L’« urbanisme » est aujourd’hui une pratique souvent détachée du projet, qui se contente de codifier l’occupation du territoire d’une manière générique, sans regarder les lieux dans leur spécificité. Le travail de Luigi Snozzi défend, à l’inverse, une réglementation empirique, conçue comme un ensemble d’exceptions propres à chaque situation. En ce sens, il renoue avec ce qu’on appelait au siècle des Lumières l’« embellissement des villes », et nous rappelle cette époque où la règle du droit et le réglage du dessin d’un centre urbain entretenaient un rapport de complicité.

Monte Carasso n’aurait été qu’un bourg comme tant d’autres si la rencontre, en 1978, entre Luigi Snozzi et le maire Flavio Guidotti ne lui avait réservé un destin particulier ; l’aventure est, aussi, politique.

À Monte Carasso, Luigi Snozzi déjoue les écueils qui réduisent généralement la portée du projet architectural et urbain : face au patrimoine – en l’occurrence, un couvent de la Renaissance –, il se montre davantage progressiste que conservateur : il transforme l’édifice autant qu’il le réhabilite. À l’uniformité des grilles juridiques du droit de la construction, il oppose une surprenante règle topique. Celle-ci ne précède pas la conception mais se fonde, a posteriori, sur la solution architecturale. Car pour Luigi Snozzi, le projet est le commencement, et la règle, un provisoire aboutissement. Chaque intervention retrouve ainsi une liberté que la normalisation lui confisque habituellement. Luigi Snozzi responsabilise le projet : la plus petite parcelle prend en charge le territoire, et les règles qu’il invente pour la ville ne sont pas des textes à appliquer, mais des principes à interpréter. Enfin, Luigi Snozzi travaille sur le long terme : Monte Carasso est le fruit d’un travail de trente ans. Trente années pendant lesquelles s’est construit, entre l’architecte, le maire et l’habitant, un peu de ce « lien social » dont on regrette aujourd’hui la dégradation généralisée dans nos sociétés.
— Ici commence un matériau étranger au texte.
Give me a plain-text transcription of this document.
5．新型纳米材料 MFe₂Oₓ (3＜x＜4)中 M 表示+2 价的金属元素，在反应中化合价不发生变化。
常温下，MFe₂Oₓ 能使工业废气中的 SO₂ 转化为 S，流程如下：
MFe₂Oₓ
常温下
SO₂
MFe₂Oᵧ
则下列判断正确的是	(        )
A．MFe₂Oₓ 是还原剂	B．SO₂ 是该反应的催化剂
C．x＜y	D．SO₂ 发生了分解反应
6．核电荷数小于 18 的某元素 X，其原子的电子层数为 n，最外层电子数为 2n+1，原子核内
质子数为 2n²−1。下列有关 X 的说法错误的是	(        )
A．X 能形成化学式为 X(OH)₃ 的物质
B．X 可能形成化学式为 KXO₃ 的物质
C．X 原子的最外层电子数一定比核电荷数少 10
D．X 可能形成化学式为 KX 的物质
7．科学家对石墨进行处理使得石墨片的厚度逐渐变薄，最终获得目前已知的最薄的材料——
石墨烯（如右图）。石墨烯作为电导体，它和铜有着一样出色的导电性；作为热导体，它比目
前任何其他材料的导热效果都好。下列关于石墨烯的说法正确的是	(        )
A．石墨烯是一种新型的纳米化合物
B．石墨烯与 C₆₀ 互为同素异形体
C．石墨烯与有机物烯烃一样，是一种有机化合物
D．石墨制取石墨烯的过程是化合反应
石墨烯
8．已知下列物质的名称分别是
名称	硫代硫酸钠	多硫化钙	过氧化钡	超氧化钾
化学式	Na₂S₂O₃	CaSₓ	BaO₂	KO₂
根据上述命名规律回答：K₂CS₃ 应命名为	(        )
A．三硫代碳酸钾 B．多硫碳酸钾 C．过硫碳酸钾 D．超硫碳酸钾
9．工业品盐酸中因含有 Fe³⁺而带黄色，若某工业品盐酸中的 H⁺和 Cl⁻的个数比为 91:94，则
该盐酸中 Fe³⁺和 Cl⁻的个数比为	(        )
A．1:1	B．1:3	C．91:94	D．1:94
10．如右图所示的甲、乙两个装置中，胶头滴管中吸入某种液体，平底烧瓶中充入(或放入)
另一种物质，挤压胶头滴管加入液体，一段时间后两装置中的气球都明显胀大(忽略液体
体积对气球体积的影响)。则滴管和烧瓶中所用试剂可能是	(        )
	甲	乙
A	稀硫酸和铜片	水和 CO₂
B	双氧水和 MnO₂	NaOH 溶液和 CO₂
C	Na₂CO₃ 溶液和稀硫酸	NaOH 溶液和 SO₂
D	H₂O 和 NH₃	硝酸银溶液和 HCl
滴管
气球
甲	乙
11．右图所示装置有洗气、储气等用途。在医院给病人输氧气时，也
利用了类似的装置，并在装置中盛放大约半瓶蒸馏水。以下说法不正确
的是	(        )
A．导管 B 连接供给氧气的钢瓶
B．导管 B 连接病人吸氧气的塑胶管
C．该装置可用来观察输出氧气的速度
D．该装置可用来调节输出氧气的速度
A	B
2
Luigi Snozzi lui-même raconte, sur un ton qui associe l’humour à la provocation, l’expérimentation architecturale et administrative de cette opération. Judith Rotbart et Laurent Salomon, Fabio Merlini et Pierre-Alain Croset dégagent ensuite la singularité territoriale, urbanistique et politique que représente « le cas Monte Carasso ».

Tous les territoires n’ont pas le privilège de faire l’objet d’un travail aussi abouti que ceux sur lesquels travaille Luigi Snozzi. Dans son article, Ruth Marques retrace les moments clés de l’évolution de la ville européenne. Au croisement d’une lecture économique, politique et esthétique du territoire français au cours du XXe siècle, elle montre la violence faite à l’idée même de lieu, avant d’en exposer le possible retour.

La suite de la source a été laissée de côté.